Eighties cliché is given the chop

Designers’ job prospects might be hairy if they conform to their clichéd images. Happily, they don’t. The Court of Appeal recently ruled that it was “not unlawful” to sack a man because he wore a ponytail.

Designers’ job prospects might be hairy if they conform to their clichéd images. Happily, they don’t.

The Court of Appeal recently ruled that it was “not unlawful” to sack a man because he wore a ponytail. One unfortunate who worked at a Safeway delicatessen counter got the chop as a result.

But the majority of designers are likely to be safe. A Diary survey of six random consultancies produced only one designer with a ponytail – 20/20’s Bruce Rae, who says the only reason he’d cut his off would be if his hairline receded any further.

Not one man at Elmwood has a ponytail. “We’re fairly well-groomed actually,” says a ponytailed spokeswoman.

“I would never have a ponytail. It’s so Eighties, it’s just for advertising people,” says a long-haired male C&FD designer in shocked tones.

Michael Johnson, creative director at Johnson Banks, has long hair but “never” wears it in a ponytail, according to a colleague.

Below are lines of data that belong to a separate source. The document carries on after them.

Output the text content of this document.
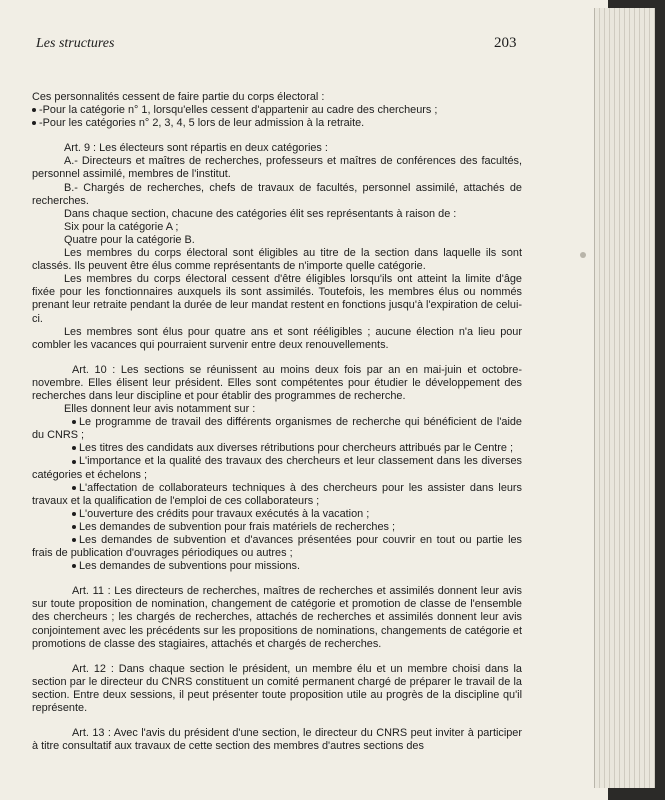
Les structures	203

Ces personnalités cessent de faire partie du corps électoral :

-Pour la catégorie n° 1, lorsqu'elles cessent d'appartenir au cadre des chercheurs ;

-Pour les catégories n° 2, 3, 4, 5 lors de leur admission à la retraite.

Art. 9 : Les électeurs sont répartis en deux catégories :

A.- Directeurs et maîtres de recherches, professeurs et maîtres de conférences des facultés, personnel assimilé, membres de l'institut.

B.- Chargés de recherches, chefs de travaux de facultés, personnel assimilé, attachés de recherches.

Dans chaque section, chacune des catégories élit ses représentants à raison de :

Six pour la catégorie A ;

Quatre pour la catégorie B.

Les membres du corps électoral sont éligibles au titre de la section dans laquelle ils sont classés. Ils peuvent être élus comme représentants de n'importe quelle catégorie.

Les membres du corps électoral cessent d'être éligibles lorsqu'ils ont atteint la limite d'âge fixée pour les fonctionnaires auxquels ils sont assimilés. Toutefois, les membres élus ou nommés prenant leur retraite pendant la durée de leur mandat restent en fonctions jusqu'à l'expiration de celui-ci.

Les membres sont élus pour quatre ans et sont rééligibles ; aucune élection n'a lieu pour combler les vacances qui pourraient survenir entre deux renouvellements.

Art. 10 : Les sections se réunissent au moins deux fois par an en mai-juin et octobre-novembre. Elles élisent leur président. Elles sont compétentes pour étudier le développement des recherches dans leur discipline et pour établir des programmes de recherche.

Elles donnent leur avis notamment sur :

Le programme de travail des différents organismes de recherche qui bénéficient de l'aide du CNRS ;

Les titres des candidats aux diverses rétributions pour chercheurs attribués par le Centre ;

L'importance et la qualité des travaux des chercheurs et leur classement dans les diverses catégories et échelons ;

L'affectation de collaborateurs techniques à des chercheurs pour les assister dans leurs travaux et la qualification de l'emploi de ces collaborateurs ;

L'ouverture des crédits pour travaux exécutés à la vacation ;

Les demandes de subvention pour frais matériels de recherches ;

Les demandes de subvention et d'avances présentées pour couvrir en tout ou partie les frais de publication d'ouvrages périodiques ou autres ;

Les demandes de subventions pour missions.

Art. 11 : Les directeurs de recherches, maîtres de recherches et assimilés donnent leur avis sur toute proposition de nomination, changement de catégorie et promotion de classe de l'ensemble des chercheurs ; les chargés de recherches, attachés de recherches et assimilés donnent leur avis conjointement avec les précédents sur les propositions de nominations, changements de catégorie et promotions de classe des stagiaires, attachés et chargés de recherches.

Art. 12 : Dans chaque section le président, un membre élu et un membre choisi dans la section par le directeur du CNRS constituent un comité permanent chargé de préparer le travail de la section. Entre deux sessions, il peut présenter toute proposition utile au progrès de la discipline qu'il représente.

Art. 13 : Avec l'avis du président d'une section, le directeur du CNRS peut inviter à participer à titre consultatif aux travaux de cette section des membres d'autres sections des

“No ponytails here, we’re not that sort of company,” says Din Associates director Rasshied Din.

And not a single designer at Lewis Moberly has one.

Our photo shows the back view of Neil Thomas, director at structural engineering firm Atelier 1.

And, taken some seven years ago, it is out of date. Thomas, one of the pioneers of the ponytail trend, was also one of the first to anticipate its demise. He cut it off years ago.